Cox teamed up with Taree rider Chris Brian at the Dunc Gray Velodrome in the hair-raising madison discipline, which involves more than 60 laps of tough riding, with a sprint lap every 10 to really get the speed going. Two-man teams compete.
Contact and crashes are a common feature of races, making for a physically and mentally challenging event.
The changeover is is one of the most challenging, and dangerous, parts of the race.
“You were watching out for other riders, lining up your partner to exchange, trying to maintain speed, grabbing your partner’s arm and then either propelling or being propelled forward,” Cox said. “There is plenty of contact during a race. There is wheel touching, shoulders touching and the need to get out of the road of slower riders and there are also several crashes which need to be avoided.”
Those challenges made the win all the more satisfying.
“I was ecstatic,” Cox said. “The madison is my best track result this year.”
It’s been a tremendous year for Cox, in just his first full season on the track.
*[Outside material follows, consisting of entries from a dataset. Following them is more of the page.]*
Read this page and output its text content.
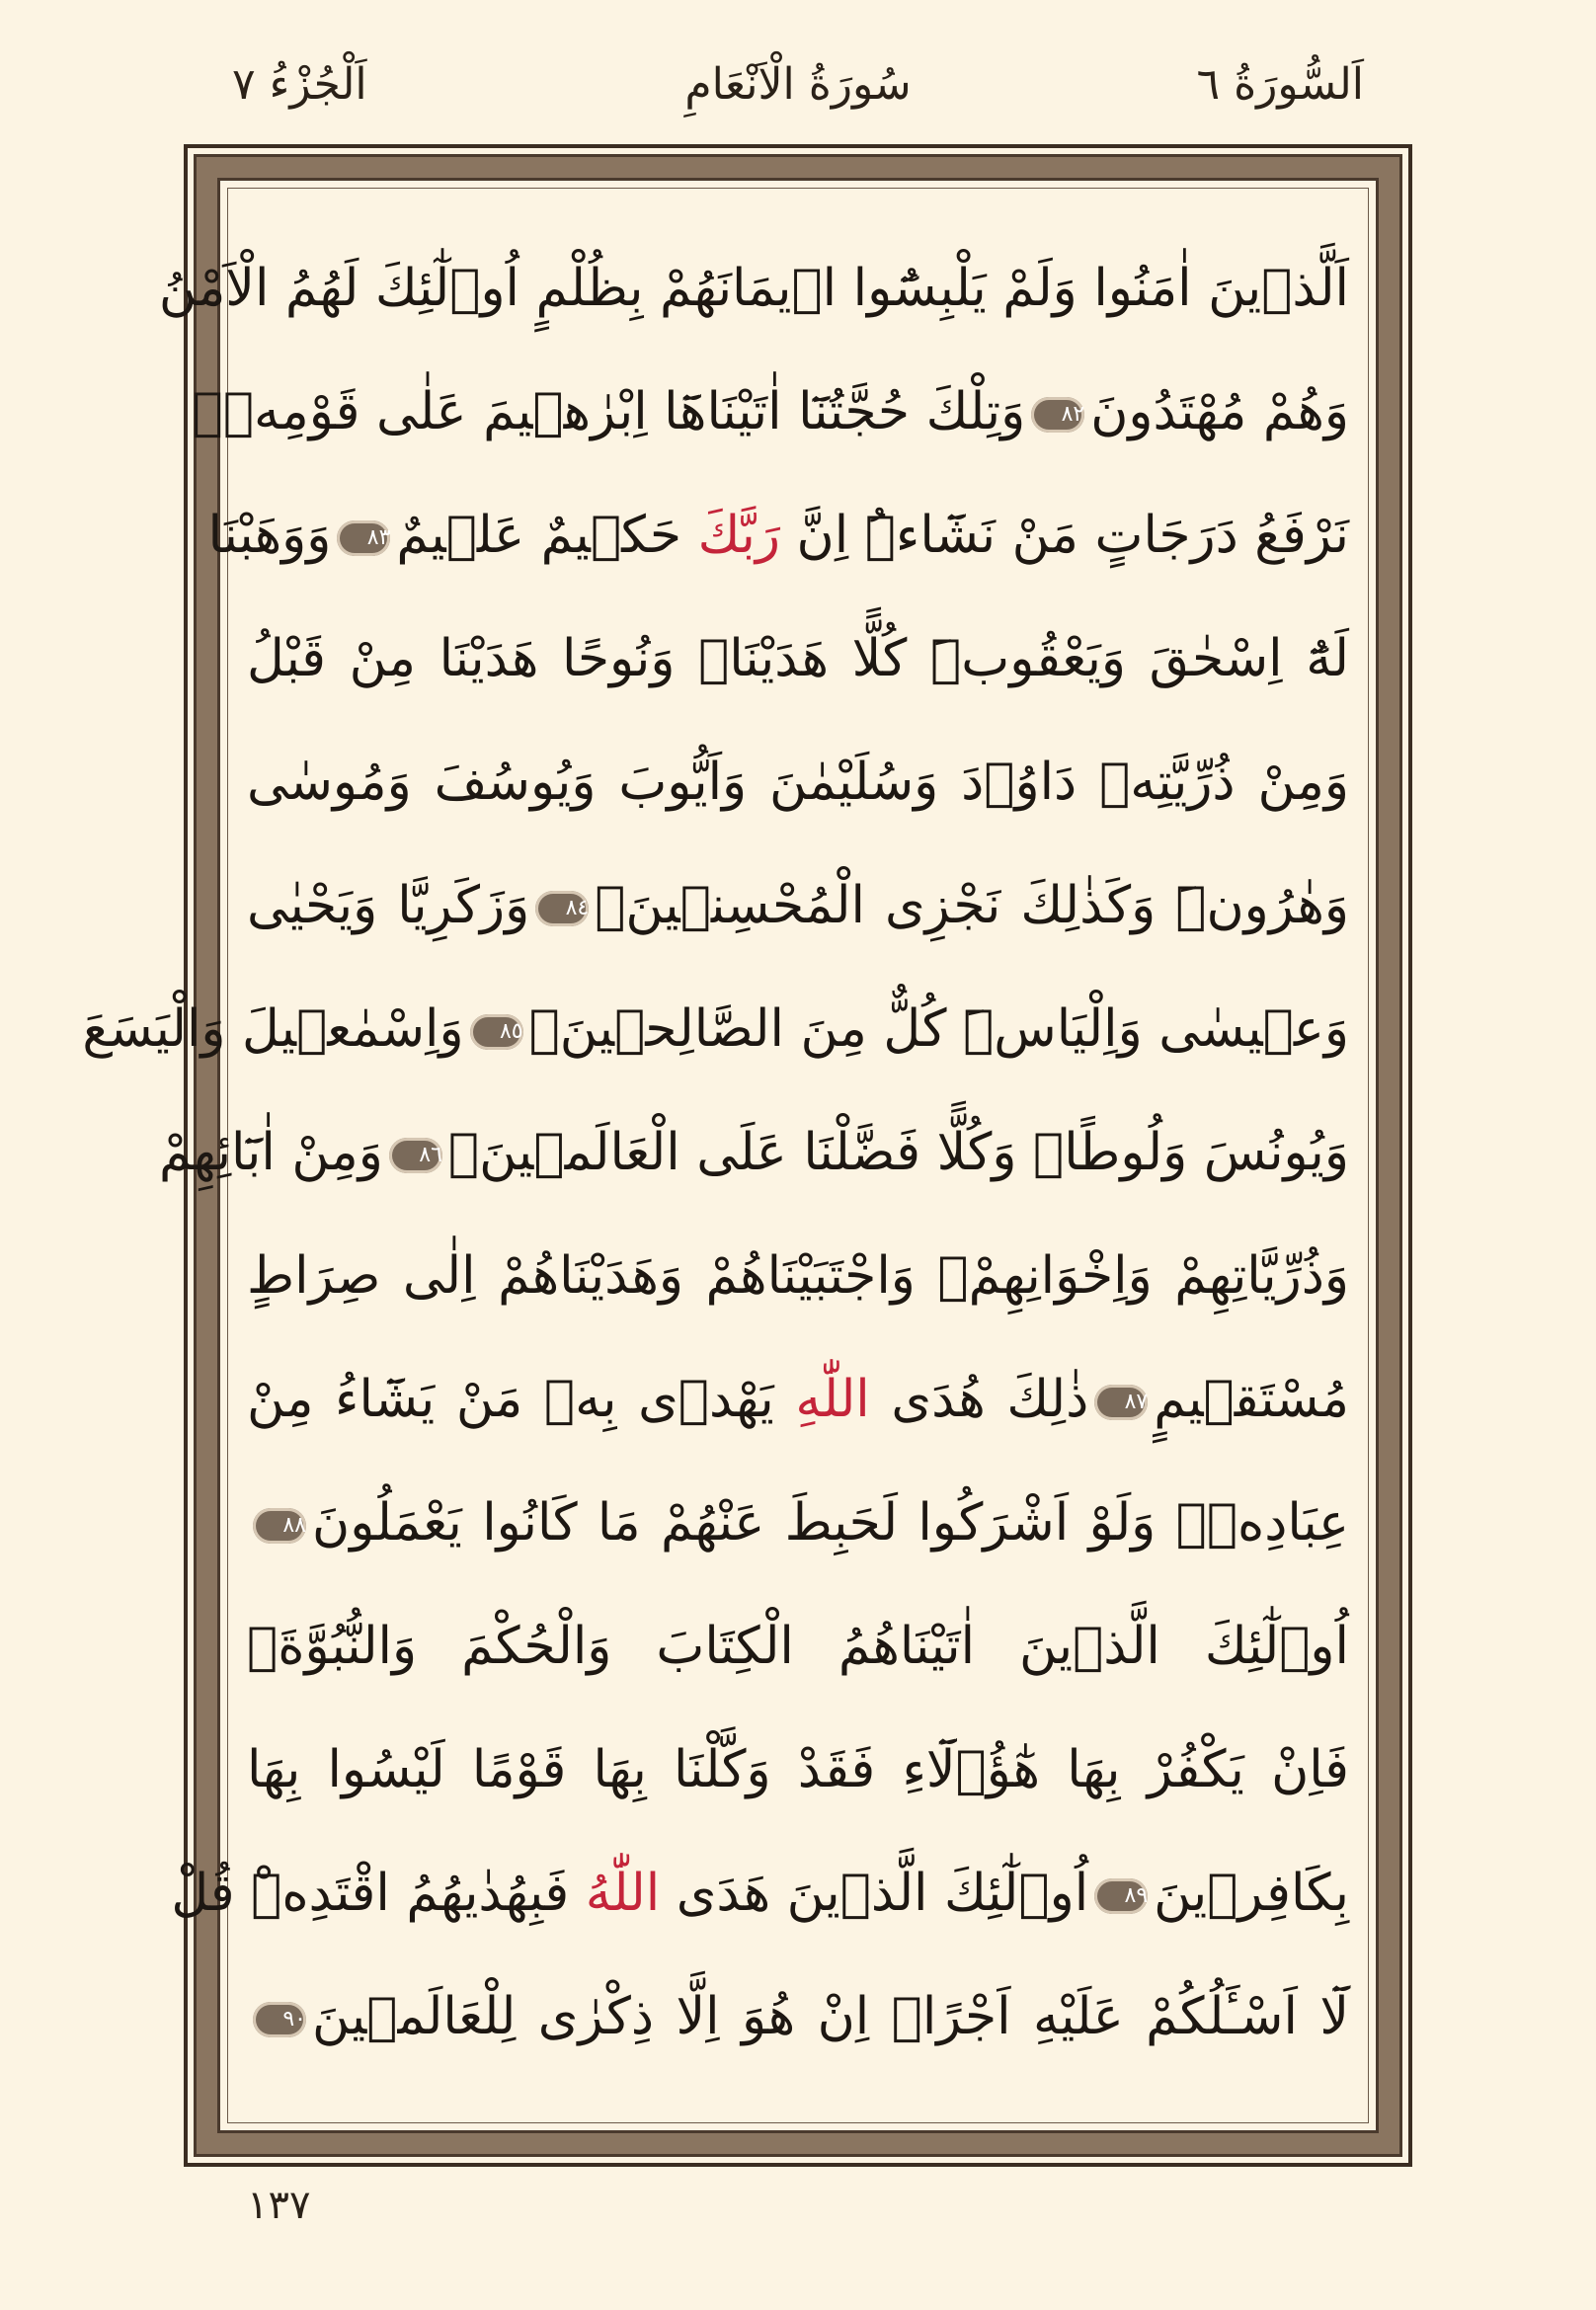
اَلْجُزْءُ ٧	سُورَةُ الْاَنْعَامِ	اَلسُّورَةُ ٦
اَلَّذٖينَ اٰمَنُوا وَلَمْ يَلْبِسُٓوا اٖيمَانَهُمْ بِظُلْمٍ اُو۬لٰٓئِكَ لَهُمُ الْاَمْنُ
وَهُمْ مُهْتَدُونَ٨٢وَتِلْكَ حُجَّتُنَٓا اٰتَيْنَاهَٓا اِبْرٰهٖيمَ عَلٰى قَوْمِهٖۜ
نَرْفَعُ دَرَجَاتٍ مَنْ نَشَٓاءُۜ اِنَّ رَبَّكَ حَكٖيمٌ عَلٖيمٌ٨٣وَوَهَبْنَا
لَهُٓ اِسْحٰقَ وَيَعْقُوبَۜ كُلًّا هَدَيْنَاۚ وَنُوحًا هَدَيْنَا مِنْ قَبْلُ
وَمِنْ ذُرِّيَّتِهٖ دَاوُ۫دَ وَسُلَيْمٰنَ وَاَيُّوبَ وَيُوسُفَ وَمُوسٰى
وَهٰرُونَۜ وَكَذٰلِكَ نَجْزِى الْمُحْسِنٖينَۙ٨٤وَزَكَرِيَّا وَيَحْيٰى
وَعٖيسٰى وَاِلْيَاسَۜ كُلٌّ مِنَ الصَّالِحٖينَۙ٨٥وَاِسْمٰعٖيلَ وَالْيَسَعَ
وَيُونُسَ وَلُوطًاۜ وَكُلًّا فَضَّلْنَا عَلَى الْعَالَمٖينَۙ٨٦وَمِنْ اٰبَٓائِهِمْ
وَذُرِّيَّاتِهِمْ وَاِخْوَانِهِمْۚ وَاجْتَبَيْنَاهُمْ وَهَدَيْنَاهُمْ اِلٰى صِرَاطٍ
مُسْتَقٖيمٍ٨٧ذٰلِكَ هُدَى اللّٰهِ يَهْدٖى بِهٖ مَنْ يَشَٓاءُ مِنْ
عِبَادِهٖۜ وَلَوْ اَشْرَكُوا لَحَبِطَ عَنْهُمْ مَا كَانُوا يَعْمَلُونَ٨٨
اُو۬لٰٓئِكَ الَّذٖينَ اٰتَيْنَاهُمُ الْكِتَابَ وَالْحُكْمَ وَالنُّبُوَّةَۚ
فَاِنْ يَكْفُرْ بِهَا هٰٓؤُ۬لَٓاءِ فَقَدْ وَكَّلْنَا بِهَا قَوْمًا لَيْسُوا بِهَا
بِكَافِرٖينَ٨٩اُو۬لٰٓئِكَ الَّذٖينَ هَدَى اللّٰهُ فَبِهُدٰيهُمُ اقْتَدِهْۜ قُلْ
لَٓا اَسْـَٔلُكُمْ عَلَيْهِ اَجْرًاۜ اِنْ هُوَ اِلَّا ذِكْرٰى لِلْعَالَمٖينَ٩٠
١٣٧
It follows a third place overall at the NSW Country Track Championships Coffs Harbour.
“Earlier in the year in the road season I won two gold medals and two bronze medals at the Aust-ralian All School Championships in Shepparton, Victoria,” he said.
He had 10 days’ racing on the road and tracks of New Zealand, and upon his return, Cox took part in the National Track Series, where he rides for the North Coast team.
“So far we have competed in Sydney and Perth, with Launceston, Melbourne and Adelaide to go,” he said.
Cox said the track made for a nice change to the road.
“I am really enjoying the track discipline,” he said. “There are all different types of races, and they are all enjoyable, but I do like the kierin, where you are led out by a motorbike before ending up in a sprint finish.
“In track racing you have to be so switched on. It is full of tactics and positioning and a split second could mean the difference between coming first and last.”
Cox has been riding seriously and competing for the past four years. He trains four to five days a week. While professional aspirations are on the cards, Cox has other priorities at the moment.
“I would love to ride professionally but at this stage my education is coming first,” he said.